Mali mevzuat, dönem içi işlemlerin sonucu olan dönem kârı ile varlık ve kaynakların doğru bir şekilde finansal tablolarda yansıtılmasına özen gösterir. Maliye Bakanlığı tarafından belirlenen Tekdüzen Hesap Planı ve uygulaması bunu temine yöneliktir. Ancak mali mevzuatla, dönem faaliyet sonuçlarının sunumuna ilişkin ayrıntılı bir düzenleme yapılmamıştır. Bu kapsamda idare tarafından yapılan belirlemeler muhasebe standartları ile karşılaştırılamayacak kadar genel niteliktedir. www.ozdogrular.com

Raporlama döneminden sonra gerçekleşen olayların finansal tablolara etkilerine ilişkin mali mevzuatta spesifik bir belirleme olmadığından, konuya ilişkin mali mevzuatla muhasebe standardı arasında bir uyumluluk ya da uyumsuzluktan söz edilemeyecektir. Bu durumda 10 no.lu TMS ile yapılan belirlemelerin ve bu kapsamda yapılan işlem ve açıklamaların mali mevzuat açısından da geçerli olacağının kabulü gerekir. Ancak, raporlama döneminden sonra gerçekleşen olaylara ilişkin olarak dönem kârını farklılaştıracak nitelikte bir işlem ya da düzeltme yapılması gerekirse, bu işlemin mali mevzuat açısından geçerli olup olmayacağı mevzuat düzenlemeleri esas alınarak tekrar irdelenmelidir. Böyle bir uyumsuzluk olmadıkça, TMS 10 ile yapılan belirlemeler mali mevzuat uygulamalarını güçlendirici sonuçlar doğuracaktır.www.ozdogrular.com

Özellikle kazanç tespiti ilkeleri ve değerlemeye ilişkin konularda, gerek finansal tabloların düzenlenmesi anında gerek raporlama döneminden sonra gerçekleşen olaylara ilişkin olarak ortaya çıkacak uyumsuzluklar konusunda, vergileme açısından mali mevzuat hükümlerine öncelik verilmesi gereklidir.

 

Muzaffer KÜÇÜK*

Yaklaşım

(*)          Vergi Başmüfettişi (E. Baş Hesap Uzmanı)

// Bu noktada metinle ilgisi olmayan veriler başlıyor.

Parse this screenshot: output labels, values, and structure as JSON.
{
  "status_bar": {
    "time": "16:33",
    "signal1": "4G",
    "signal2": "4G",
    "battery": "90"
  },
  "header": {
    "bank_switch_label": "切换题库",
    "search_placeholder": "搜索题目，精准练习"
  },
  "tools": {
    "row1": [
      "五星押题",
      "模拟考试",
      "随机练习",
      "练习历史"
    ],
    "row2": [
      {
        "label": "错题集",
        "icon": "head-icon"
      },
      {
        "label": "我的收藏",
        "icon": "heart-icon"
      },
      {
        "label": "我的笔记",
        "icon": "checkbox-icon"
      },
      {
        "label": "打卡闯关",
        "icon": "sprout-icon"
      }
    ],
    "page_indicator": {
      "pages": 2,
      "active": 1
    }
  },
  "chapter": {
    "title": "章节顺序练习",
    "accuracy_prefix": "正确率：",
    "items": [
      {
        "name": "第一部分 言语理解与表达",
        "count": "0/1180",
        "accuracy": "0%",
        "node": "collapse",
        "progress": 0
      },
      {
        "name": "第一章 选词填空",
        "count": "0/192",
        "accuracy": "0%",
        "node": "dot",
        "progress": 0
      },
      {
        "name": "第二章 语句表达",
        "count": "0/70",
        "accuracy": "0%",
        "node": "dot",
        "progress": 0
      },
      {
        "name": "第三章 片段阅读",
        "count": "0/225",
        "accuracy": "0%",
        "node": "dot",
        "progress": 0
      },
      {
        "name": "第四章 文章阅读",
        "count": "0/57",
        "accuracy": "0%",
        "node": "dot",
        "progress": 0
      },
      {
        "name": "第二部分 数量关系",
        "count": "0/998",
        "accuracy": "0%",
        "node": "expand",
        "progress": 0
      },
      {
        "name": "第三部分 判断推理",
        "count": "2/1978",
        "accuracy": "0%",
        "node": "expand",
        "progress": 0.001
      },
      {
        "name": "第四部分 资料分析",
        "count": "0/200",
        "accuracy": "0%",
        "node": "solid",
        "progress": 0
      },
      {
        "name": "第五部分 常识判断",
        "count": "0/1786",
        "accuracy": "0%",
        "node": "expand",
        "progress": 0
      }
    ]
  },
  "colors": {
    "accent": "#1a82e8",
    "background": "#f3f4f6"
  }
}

(1)         Bu standart 20.10.2005 tarih ve 25972 sayılı Resmi Gazete’de yayımlanmıştır. Türkiye Muhasebe Standartlarının genel ilkeleri konusunda Yaklaşım Yayıncılık tarafından yayımlanan “Türkiye Muhasebe Standartları Uygulaması (Genel Bakış)” kitabımızdan yararlanılabilir.

 

----------------------------------------------------------------------------------------------------------------------------------------------------------------------------

Yukarıda yer verilen açıklamalar, konuya ilişkin genel bilgiler içermektedir. Özdoğrular smmm ltd. şti./ www.ozdogrular.com, işbu dokümanın içeriğinden kaynaklanan veya içeriğine ilişkin olarak ortaya çıkan sonuçlardan dolayı herhangi bir sorumluluk iddiasında bulunulamaz.